ISLAMABAD: A Senate panel on Friday unanimously approved a bill that envisages punishments for executives of banks and financial institutions for discriminating against anybody, including politically exposed persons (PEPs), in the provision of banking services.

A meeting of the Senate Standing Committee on Finance, chaired by Senator Talha Mahmood, also directed the State Bank of Pakistan (SBP) to submit a written statement within three days on the status and details of $250 million repatriated to Pakistan by the National Crime Agency (NCA) of the United Kingdom.

The ‘Banking Companies Amendment Bill 2021’ was moved in the Senate by Mr Mahmood himself after different members, on several occasions, raised the issue of banks’ discriminatory attitude towards parliamentarians, such as refusal to open bank accounts or issue credit cards, etc.

For example, Pakistan Muslim League-Nawaz Senator Mussadik Malik said his credit card was cancelled by a bank without giving any reason, claiming that the bank did not respond to letters inquiring about the reason behind the move either.

Senate Standing Committee on Finance seeks update on $250m settlement from UK’s NCA

During the meeting, members complained that such practices were against the spirit of fundamental rights guaranteed under the Constitution.

The bill was later referred to the Senate committee.

It initially proposed one year imprisonment or up to Rs100,000 as a penalty, which was unanimously increased to Rs1 million on the recommendations of senators.
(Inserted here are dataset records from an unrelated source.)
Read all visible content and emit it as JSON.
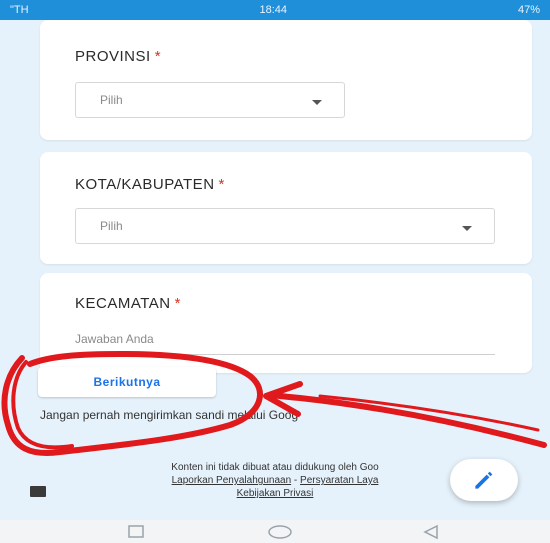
{
  "status_bar": {
    "carrier": "\"TH",
    "time": "18:44",
    "battery": "47%"
  },
  "form": {
    "provinsi": {
      "label": "PROVINSI",
      "required_mark": "*",
      "value": "Pilih"
    },
    "kota": {
      "label": "KOTA/KABUPATEN",
      "required_mark": "*",
      "value": "Pilih"
    },
    "kecamatan": {
      "label": "KECAMATAN",
      "required_mark": "*",
      "placeholder": "Jawaban Anda"
    },
    "next_label": "Berikutnya"
  },
  "warning_text": "Jangan pernah mengirimkan sandi melalui Goog",
  "footer": {
    "disclaimer": "Konten ini tidak dibuat atau didukung oleh Goo",
    "report_link": "Laporkan Penyalahgunaan",
    "separator": "-",
    "terms_link": "Persyaratan Laya",
    "privacy_link": "Kebijakan Privasi"
  },
  "colors": {
    "status_bar": "#1f8fd9",
    "accent": "#1a73e8",
    "required": "#d93025",
    "annotation": "#e0191d",
    "background": "#e6f2fb"
  },
  "icons": {
    "report": "report-icon",
    "edit": "pencil-icon",
    "nav": [
      "recent-apps-icon",
      "home-icon",
      "back-icon"
    ]
  }
}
The proposed amendment in section 83 of the Banking Companies Ordinance (BCO) 1962 seeks to insert a new sub section 1E, that reads: “If an officer of the banking company or a schedule bank, as the case may be on the basis of creed, religion, gender, ethnicity, madressah or Islamic educational institute, class or group of citizens like politicians, government servants or teachers of the madressah, refuses to open an account, issuance of letter of credit, bank guarantee or any other financial facility only on the ground of politically exposed person, issues red alert or high-risk alert for business trade, without any sufficient restriction under any law, shall be punished with simple imprisonment for a term which may extend to one year, or with fine which may extend to one hundred thousand, or with both.”

However, Friday’s meeting saw heated discussions after officials from the Ministry of Finance and SBP opposed the bill. They submitted that the finance minister had instructed them to oppose the bill, saying there was no need for such a law, given the fact the constitution provided equality to all citizens.

They also maintained that Article 74 of the Constitution required a bill or amendment affecting the constitution or functions of SBP to be introduced in parliament with the consent of the government.

However, committee members expressed their displeasure over the repeated absence of the SBP governor and Federal Board of Revenue (FBR) chairman from the panel’s meetings and also criticized the Ministry of Law for sending a draftsman to attend, instead of the law secretary.

The SBP director banking told the committee that over 32,000 bank accounts fell in this category, saying that the proposed amendment in the BCO was not required as the central bank had specifically advised all banks to follow ethical banking practices in dealing with customers in order to avoid discriminatory practices against any segment of society, including PEPs.

The meeting was informed that Section 7A of the Anti Money Laundering Act (AMLA), 2010 required all reporting entities and banks to conduct customer due diligence before entering into a business relationship, while section 7D prohibited the opening of account or business relations where such diligence could not be completed. Section 7J provides a mechanism to redress grievances on such counts, which could also be challenged before the SBP, the official explained.

However, the director could not provide any data or examples when senators asked what actions the central bank had taken against violators in this regard.

Repatriated money

The panel also raised questions on the details of the $250m, repatriated by UK’s NCA following a settlement with an influential real estate developer, and asked if the funds had been deposited with the central bank or kept separate in the Supreme Court of Pakistan’s account.

However, the SBP officials had no answer to these questions.

The committee the directed the SBP to provide the details in writing within three days or else this would be taken up as separate agenda item in the next meeting that may lead to some strictures.

It is worth noting that in December 2019, the NCA agreed to a £190m ($250m) settlement with the family of Malik Riaz. A statement released by the office of the prime minister’s special assistant on accountability at the time had claimed that Britain had agreed to an “immediate repatriation” of the funds received after the settlement.

On Friday, the Senate panel also asked the FBR to make a valuation of properties as part of the budget exercise. Representatives of the Real Estate Consultant Association (RECA) stated that the valuation rate should be jacked up by 25 per cent.

The meeting was attended by senators Shahzad Waseem, Sherry Rehman, Saadia Abbasi, Saleem Mandviwalla, Musadik Malik, Kamil Ali Agha, Zeeshan Khanzada, Faisal Saleem Rehman and Haji Hidayatullah.